When do you decide to leave someone? At what point is it really over? Even if you share children?

When do you decide to leave someone? At what point is it really over? Even if you share children? @brainybetty

This not a simple question. Particularly when there are children involved. You should always try to make things work. But, there are exceptions:

1.    Is the person abusive to you in any way? This could be the result of a temperament they’ve had since their childhood. It also can be a result of your own temperament, which is allowing abuse without setting boundaries.

2.    Is the person abusive to the kids in any way? Then the kids must be removed from the person immediately. When someone is abusive towards another it is already a pattern, and one that is hard to break. If this person has abused your child in any way then there is simply no turning back. The person needs help, and your children need to be far from that sickness.

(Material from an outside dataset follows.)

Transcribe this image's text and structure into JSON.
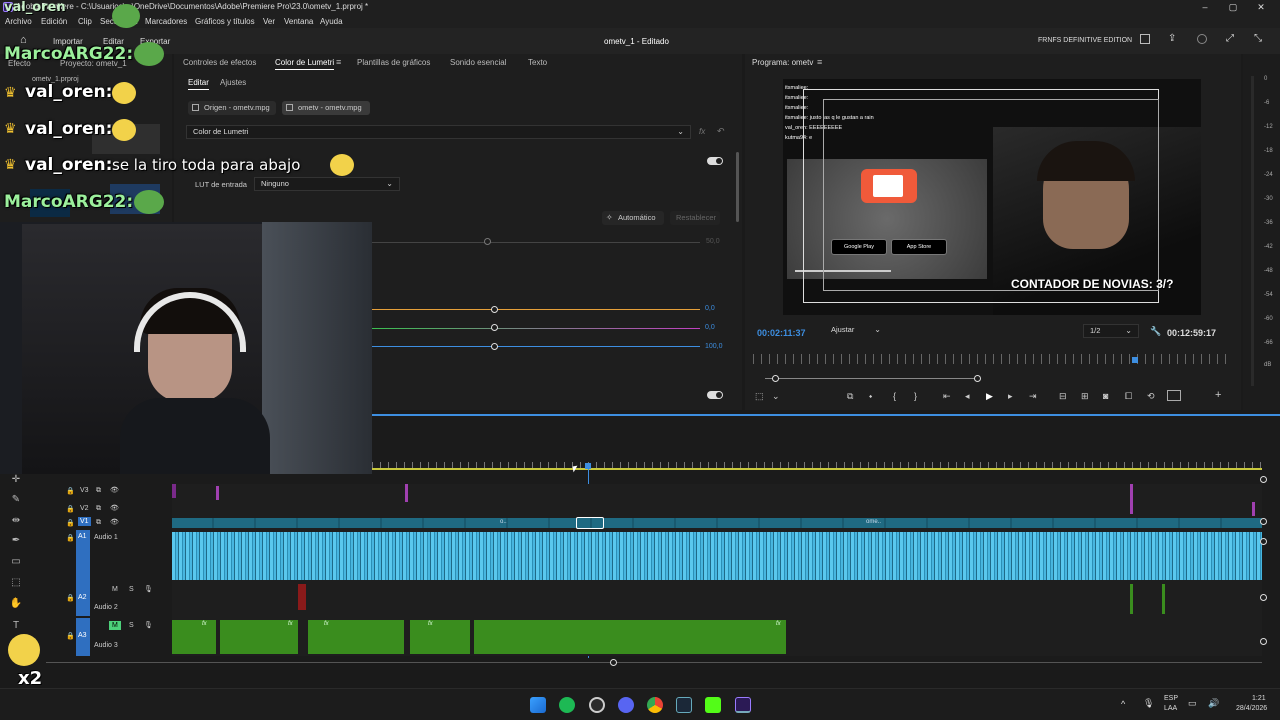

3.    Most situations are not so direct. And abuse is subtle. So my thermometer is: have the arguments worn you down to the bone. Where you can’t even look at the person without the two of you arguing? In my own situation I was arguing so much with my ex-wife the police had to be called and I had to spend the night at a motel. When things like that start to happen then there is nothing good that can be the result. It’s time to move on.

One time my youngest came into the kitchen where her mom and I were arguing. She asked: “Umm, Josie [her older sister] wants to know if you guys are going to stay together.” Somehow Josie had convinced her younger sister to broach this question to us. They were scared. They were confused. Just like the stock market and the world economy, kids abhor uncertainty. After that I knew it was over.

Never forget that the kids want love. They don’t want hate. Four happy parents (when you mix the step-parents) are much better than two very unhappy, constantly arguing parents.